DB: Some of my friends have been saying that I’m going to pioneer a new genre of country music and it’s going to be jam-country. I play the songs and sing in my own version of country drawl. Then I improvise like Trey Anastasio. My biggest influences? It’s just who I like. I love Keith Urban. I wish I could sing like him. Eric Church is a great storyteller and he fits my voice pretty well, so that works out pretty good. Chris Stapleton is a beast and he’s a bit more authentic.

I’m still absorbing it. On the surface, country music now has transformed from what it was fifteen years ago, thirty years ago, going back to Johnny Cash, Loretta Lynn and artists like that. Part of my affinity for country music these days is because I’ve been listening to underground music my entire life. To thoroughly enjoy something that’s on the radio and easily accessible is an enormous breath of fresh air for me. It’s also common ground throughout the entire country. There are people that listen to it everywhere. I’m just embracing that for what it is.

I was headed down to meet a buddy of mine, to do an open mic, in Narragansett, Rhode Island. Long story short, he couldn’t make it, so I ended up going down there by myself. It was to be with the other guy, Dustin Snyder, in Heartland Radio who does a lot of the singing. We used to do duel acoustic country stuff a few years ago but we haven’t had the chance to get together since PTF blew up.

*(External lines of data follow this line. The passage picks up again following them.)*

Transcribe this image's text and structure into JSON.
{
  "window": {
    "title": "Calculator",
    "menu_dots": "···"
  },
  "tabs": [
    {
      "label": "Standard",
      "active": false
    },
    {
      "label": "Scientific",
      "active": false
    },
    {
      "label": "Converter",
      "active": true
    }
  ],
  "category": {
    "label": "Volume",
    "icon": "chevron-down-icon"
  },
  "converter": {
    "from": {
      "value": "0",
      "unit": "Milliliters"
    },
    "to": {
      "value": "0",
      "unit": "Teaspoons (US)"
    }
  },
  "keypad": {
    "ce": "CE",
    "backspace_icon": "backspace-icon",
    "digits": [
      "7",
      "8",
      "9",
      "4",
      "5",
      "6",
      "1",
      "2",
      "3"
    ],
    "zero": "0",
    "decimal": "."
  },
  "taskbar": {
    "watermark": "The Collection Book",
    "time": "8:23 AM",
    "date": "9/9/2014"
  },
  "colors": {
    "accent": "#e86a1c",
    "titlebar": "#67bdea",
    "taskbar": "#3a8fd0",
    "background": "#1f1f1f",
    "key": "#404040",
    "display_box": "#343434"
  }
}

So I head down there by myself to go do this gig and I walk in the door and decided that, from the minute I walked in, I wasn’t going to be Dave from PTF. I was going to be [spoken in southern drawl] “DB from Mobile, Alabama.” I never in my whole life have stayed in character so long. I did my thirty minutes filled with “hey, y’alls” and “how ya doin’s.”

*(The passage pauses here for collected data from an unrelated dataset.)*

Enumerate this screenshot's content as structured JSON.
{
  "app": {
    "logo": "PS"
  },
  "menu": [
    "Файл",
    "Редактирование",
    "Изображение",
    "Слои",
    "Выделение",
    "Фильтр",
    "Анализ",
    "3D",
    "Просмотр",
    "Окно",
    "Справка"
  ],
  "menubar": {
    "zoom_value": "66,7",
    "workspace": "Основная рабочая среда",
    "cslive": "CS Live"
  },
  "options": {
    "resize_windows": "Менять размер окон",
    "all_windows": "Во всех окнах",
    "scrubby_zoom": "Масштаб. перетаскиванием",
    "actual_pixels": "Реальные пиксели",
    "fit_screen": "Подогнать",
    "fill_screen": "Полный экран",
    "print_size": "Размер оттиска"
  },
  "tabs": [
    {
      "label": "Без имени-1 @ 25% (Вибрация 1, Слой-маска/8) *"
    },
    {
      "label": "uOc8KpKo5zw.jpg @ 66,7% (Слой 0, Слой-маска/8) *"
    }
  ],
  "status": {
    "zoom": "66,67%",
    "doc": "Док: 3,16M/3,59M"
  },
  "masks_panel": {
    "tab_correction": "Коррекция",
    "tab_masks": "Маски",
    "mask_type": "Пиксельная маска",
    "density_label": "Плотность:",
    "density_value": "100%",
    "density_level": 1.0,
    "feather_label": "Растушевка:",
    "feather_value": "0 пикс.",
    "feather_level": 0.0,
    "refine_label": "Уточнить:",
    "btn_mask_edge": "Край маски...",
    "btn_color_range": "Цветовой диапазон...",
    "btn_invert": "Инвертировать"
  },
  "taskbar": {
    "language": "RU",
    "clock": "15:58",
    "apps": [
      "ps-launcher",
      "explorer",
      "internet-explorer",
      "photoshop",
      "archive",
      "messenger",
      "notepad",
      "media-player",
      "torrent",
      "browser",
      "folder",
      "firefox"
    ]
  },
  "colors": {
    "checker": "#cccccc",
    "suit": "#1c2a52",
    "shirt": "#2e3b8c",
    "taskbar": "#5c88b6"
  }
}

Playing country music helps me step into a new character. I can be free and live a whole different life for a little while. It’s just fun and that’s why I’m doing this and playing country music, because it’s fun. I hope that people who were like me and turn the radio away from country music, would just give it a shot, and not just that one song that you hear. Listen to it for a day and see if you can find something. I guarantee you will find something in there that you like.

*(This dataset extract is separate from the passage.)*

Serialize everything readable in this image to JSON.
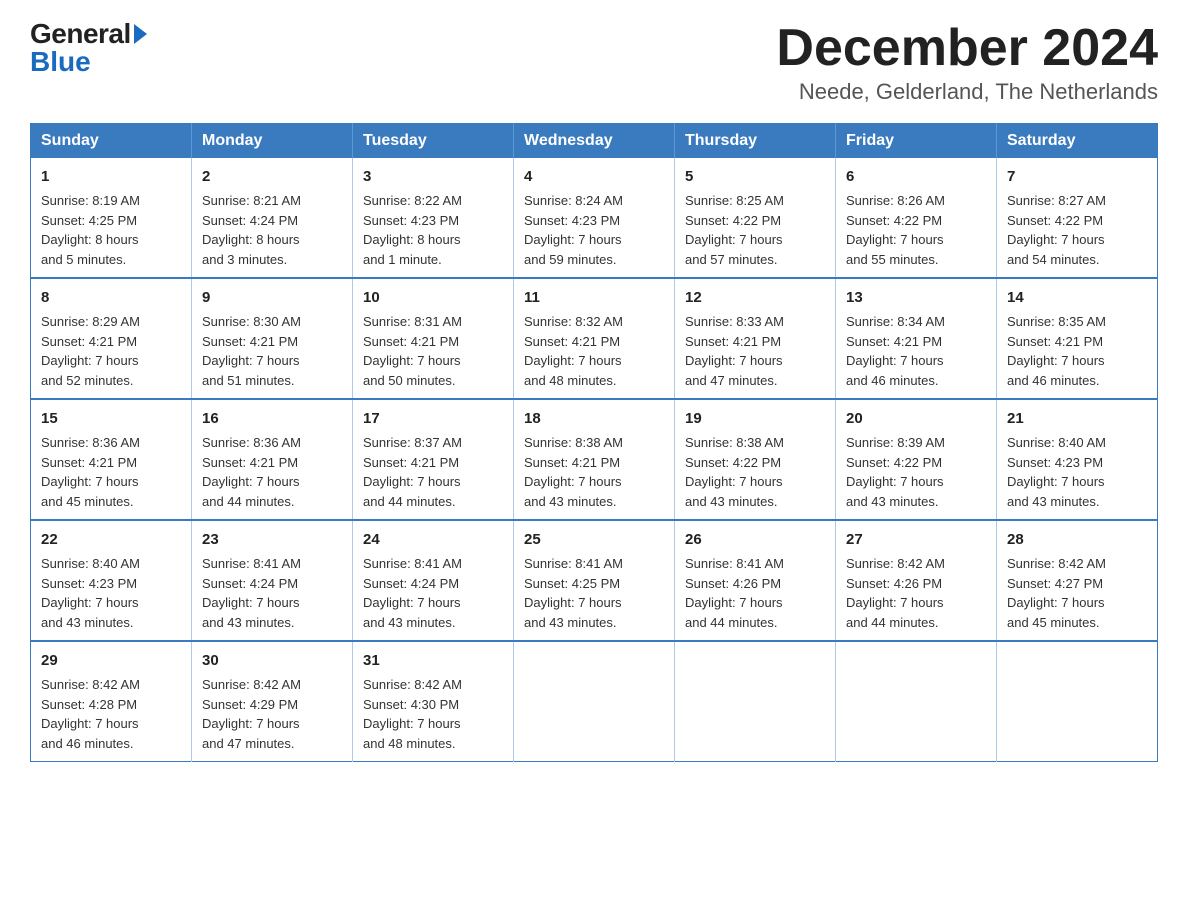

L4LM: What do you have on your schedule for your country gigs? Where can fans get a taste of this other side of you?

I will be playing at the Bull Mansion, in Worcester, MA, every Tuesday night, starting on March 14th. I will be at Medusa Brewing Company in Hudson, MA on March 18th. On Saturday, March 25th, I will be joined by Dustin Snyder for a double acoustic show at The Pier in Narragansett, Rhode Island.

I’m really only starting to scratch the surface on this part of my career. In 2017, I want to play more than I ever have. I will spend a lot more of my time between shows with PTF doing this. PTF has a lot of June off, so I am trying to set up a big month of country music for then. It’s going to be a growing year, as I need to set up new relationships with clubs and people and try to get the snowball rolling so that by next year it’s just running itself. It’s a whole hell of a lot of fun.